Se podes olhar, vê. Se podes ver, repara.

 

A tragédia ocorrida no Rio Grande do Sul nos entristeceu em demasiado. Mas, não podemos nos furtar de fazer uma reflexão profunda sobre as causas do evento climático extremo e o despreparo das cidades para enfrentá-los.



Tenho lembrado demais do livro Ensaio Sobre a Cegueira (1995) do José Saramago. Ele conta que, em um dia normal, repentinamente um homem fica cego, sem qualquer motivo aparente. Era uma cegueira branca, como se a pessoa não ficasse submersa nas trevas, mas sim na luz. Desesperado, o primeiro cego vai, junto com a esposa, a um médico, que não encontra nada de anormal.


Um a um, todos aqueles que tiveram contato com o primeiro cego vão cegando também. O governo decide trancar todos os cegos em um manicômio desativado. Chegando ao Manicômio, o médico descobre que a sua mulher não cegara. Ela é a única que continua a enxergar tudo normalmente, mas se finge de cega para ficar ao lado do marido. Todos ficam no mesmo espaço e as desavenças começam a ocorrer. Os cegos se vêem abandonados pelas autoridades e, em uma das intrigas, o Manicômio pega fogo. O grupo formado pelo médico e sua esposa, o primeiro cego e sua esposa, a moça dos óculos escuros, o rapazinho estrábico e o velho da venda conseguemescapar do lugar.


Detalhe: os personagens do livro não possuem nomes. Guiados pela mulher do médico, vagam pela cidade em busca de abrigo e comida. Através dos olhos da mulher do médico, vê-se o caos em que o mundo se transformou. Lojas saqueadas, casas invadidas, sujeira por todo o lado, pilhas de corpos depositadas nos lugares mais abjetos. A sociedade sucumbiu. Os dias seguem e, de repente, o primeiro cego grita que voltou a ver. E, um a um, todos passaram a enxergar novamente. A cegueira tinha passado e foi embora de forma tão súbita como chegou.

 

Saramago cria nessa narrativa que sintetizei uma situação aparentemente absurda, uma alegoria na qual as pessoas ficam cegas - a cegueira branca que mergulha a sociedade no caos.

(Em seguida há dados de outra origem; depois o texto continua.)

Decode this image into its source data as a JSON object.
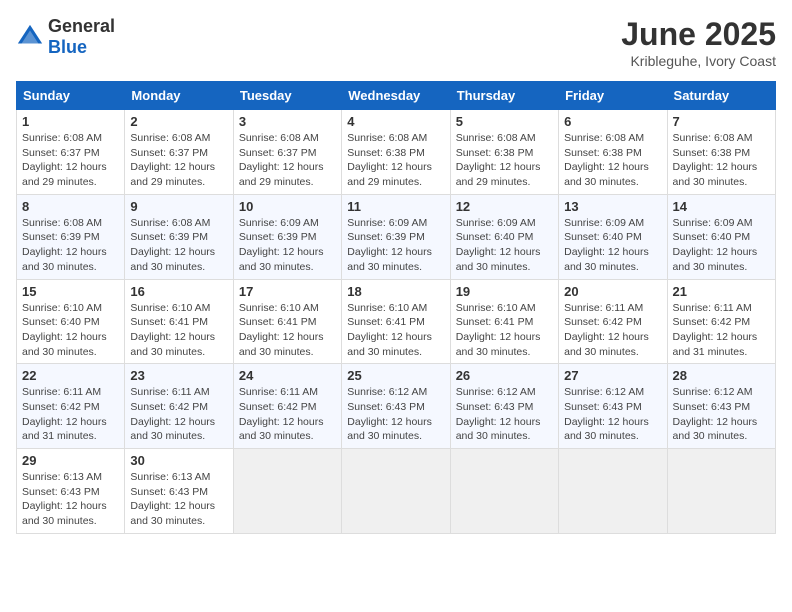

A desumanização e o individualismo se instalam. E ele profere a frase “Se podes olhar, vê. Se podes ver, repara”.

 

O “olhar” no sentido de percepção visual, uma conseqüência física do sentido humano da visão. O “ver” como uma possibilidade de observação atenciosa, de exame mais profundo daquilo que nos aparece à vista. O “reparar”, portanto, é se libertar da superficialidade da visão.

 

O livro é um estímulo à reflexão e a pergunta que resta é: estamos todos cegos?